# Name for integration by parts shortcut

1. Oct 13, 2009

### PhantomOort

Hi all. I've recently learned a shortcut for integration by parts, but don't know what it's called or where it comes from.

The trick is to find $$\lambda$$ such that $$f'' = \lambda f$$ and $$\mu$$ such that $$g'' = \mu g$$, providing both are constants and $$\lambda$$$$\neq$$$$\mu$$. Then $$\int$$f(x)g(x)dx = $$\frac{f'g-fg'}{\lambda-\mu}$$.

Can anyone tell me what this is called? Thanks.

2. Oct 13, 2009

### HallsofIvy

Staff Emeritus
Is $\lambda$ a number here? Then I can't imagine that "shortcut" being much good. It is only possible to find $\lambda$ such that $f"= \lambda f$ and $g"= \lambda g$ when both f and g are linear combinations of $e^{\lamba x}$ and $e^{-\lambda x}$.

Last edited: Oct 14, 2009
3. Oct 13, 2009

### PhantomOort

Yes, both $$\lambda$$ and $$\mu$$ are numbers. Obviously this only works in cases where they exist, such as for exponentials, trig functions, or x. But these make up a great many common integrals, so it's a pretty good shortcut.

4. Oct 14, 2009

### trambolin

It does not seem to be a shortcut but rather like a nice exam question that my professors used to ask. I really liked it. Let me write it again, becaues latex parser went crazy above...

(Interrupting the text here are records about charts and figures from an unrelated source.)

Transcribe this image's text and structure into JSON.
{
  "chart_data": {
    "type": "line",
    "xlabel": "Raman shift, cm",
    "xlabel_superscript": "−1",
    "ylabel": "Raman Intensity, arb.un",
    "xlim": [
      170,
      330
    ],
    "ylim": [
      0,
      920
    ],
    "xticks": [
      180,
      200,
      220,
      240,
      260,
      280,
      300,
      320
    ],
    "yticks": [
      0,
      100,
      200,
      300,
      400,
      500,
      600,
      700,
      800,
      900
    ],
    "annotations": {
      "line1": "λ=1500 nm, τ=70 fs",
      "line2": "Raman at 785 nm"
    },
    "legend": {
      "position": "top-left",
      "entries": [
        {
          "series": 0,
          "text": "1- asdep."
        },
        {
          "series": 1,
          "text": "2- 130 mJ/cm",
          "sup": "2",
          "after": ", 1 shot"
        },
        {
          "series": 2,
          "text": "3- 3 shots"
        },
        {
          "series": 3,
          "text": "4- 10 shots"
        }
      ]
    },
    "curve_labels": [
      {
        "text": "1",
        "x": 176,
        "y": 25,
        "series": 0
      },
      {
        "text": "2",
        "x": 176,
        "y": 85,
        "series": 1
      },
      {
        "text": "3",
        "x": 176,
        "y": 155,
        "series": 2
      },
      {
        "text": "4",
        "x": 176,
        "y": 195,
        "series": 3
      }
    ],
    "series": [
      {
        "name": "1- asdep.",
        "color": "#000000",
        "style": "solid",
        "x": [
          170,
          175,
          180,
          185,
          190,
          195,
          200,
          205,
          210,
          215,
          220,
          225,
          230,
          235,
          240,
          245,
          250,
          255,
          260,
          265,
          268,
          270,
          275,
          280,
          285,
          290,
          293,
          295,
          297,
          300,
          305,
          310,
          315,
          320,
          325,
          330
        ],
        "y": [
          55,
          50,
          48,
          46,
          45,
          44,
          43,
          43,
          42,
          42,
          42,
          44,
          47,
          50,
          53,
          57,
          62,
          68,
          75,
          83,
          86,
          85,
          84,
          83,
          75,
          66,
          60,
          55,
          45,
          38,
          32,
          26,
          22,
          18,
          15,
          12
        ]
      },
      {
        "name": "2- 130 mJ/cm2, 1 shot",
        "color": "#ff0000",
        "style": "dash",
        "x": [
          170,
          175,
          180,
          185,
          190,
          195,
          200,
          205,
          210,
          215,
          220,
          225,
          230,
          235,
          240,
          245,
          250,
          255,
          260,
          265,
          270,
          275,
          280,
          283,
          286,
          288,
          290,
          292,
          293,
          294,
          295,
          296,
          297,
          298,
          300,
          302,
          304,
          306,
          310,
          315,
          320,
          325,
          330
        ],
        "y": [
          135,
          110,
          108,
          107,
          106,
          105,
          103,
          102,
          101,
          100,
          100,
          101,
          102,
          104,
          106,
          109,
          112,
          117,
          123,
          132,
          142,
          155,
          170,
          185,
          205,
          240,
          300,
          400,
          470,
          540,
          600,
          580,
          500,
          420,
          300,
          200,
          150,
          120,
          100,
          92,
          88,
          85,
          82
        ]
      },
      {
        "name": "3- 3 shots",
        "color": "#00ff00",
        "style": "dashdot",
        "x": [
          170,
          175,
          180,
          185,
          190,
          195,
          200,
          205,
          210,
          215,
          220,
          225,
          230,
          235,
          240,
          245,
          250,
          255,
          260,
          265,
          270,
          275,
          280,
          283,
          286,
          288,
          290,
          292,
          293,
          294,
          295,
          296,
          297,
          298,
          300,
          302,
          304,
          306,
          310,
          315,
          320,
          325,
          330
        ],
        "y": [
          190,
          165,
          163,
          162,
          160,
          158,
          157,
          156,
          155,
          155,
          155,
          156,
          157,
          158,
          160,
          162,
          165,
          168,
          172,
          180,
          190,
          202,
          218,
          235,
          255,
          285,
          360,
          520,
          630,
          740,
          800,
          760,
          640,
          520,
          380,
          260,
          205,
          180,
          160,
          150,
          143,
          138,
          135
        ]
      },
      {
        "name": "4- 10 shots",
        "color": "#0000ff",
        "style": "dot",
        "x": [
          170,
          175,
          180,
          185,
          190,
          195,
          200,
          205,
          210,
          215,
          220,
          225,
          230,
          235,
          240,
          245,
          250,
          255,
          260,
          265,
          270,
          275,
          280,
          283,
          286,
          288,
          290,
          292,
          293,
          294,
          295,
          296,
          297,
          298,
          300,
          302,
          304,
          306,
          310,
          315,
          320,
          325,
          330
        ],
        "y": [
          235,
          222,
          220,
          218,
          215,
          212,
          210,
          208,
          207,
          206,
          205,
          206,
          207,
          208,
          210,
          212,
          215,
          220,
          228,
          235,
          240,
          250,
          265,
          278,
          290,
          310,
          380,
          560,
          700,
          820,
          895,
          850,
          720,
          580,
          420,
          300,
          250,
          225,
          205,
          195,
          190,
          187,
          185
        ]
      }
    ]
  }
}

$$fg = (\lambda -\mu)\frac{fg}{\lambda -\mu} = \frac{f''g-fg''}{\lambda - \mu} = \frac{f''g-fg''+f'g' - f'g'}{\lambda - \mu} = \frac{(f'g)' -(fg')'}{\lambda - \mu}$$

Integration gives the result...

5. Oct 14, 2009

### HallsofIvy

Staff Emeritus
It would seem to me that integrals of the form $\int(Ae^{\lambda x}+ Be^{-\lamba x})(Ce^{\lambda x}+ De^{-\lambda x}) dx$$= \int (ACe^{2\lambda x}+ BDe^{-2\lambda x}+ (BC+ AD))dx$ could be done directly without worrying about integration by parts.

6. Oct 14, 2009

### PhantomOort

Damn, I could have done that! I need to stop being so lazy.

Thanks.

7. Oct 14, 2009

### PhantomOort

It's for integrals like $\int x sin(x) dx$, which are usually done by parts. Not that this is super hard, but with the shortcut, $$\lambda=0, \mu = -1$$, and the result is $$sin(x)-xcos(x)$$ and we're done.

PS, my apologies to any readers put off by the formatting. I'm utterly unfamiliar with this tex style and working through it as I go.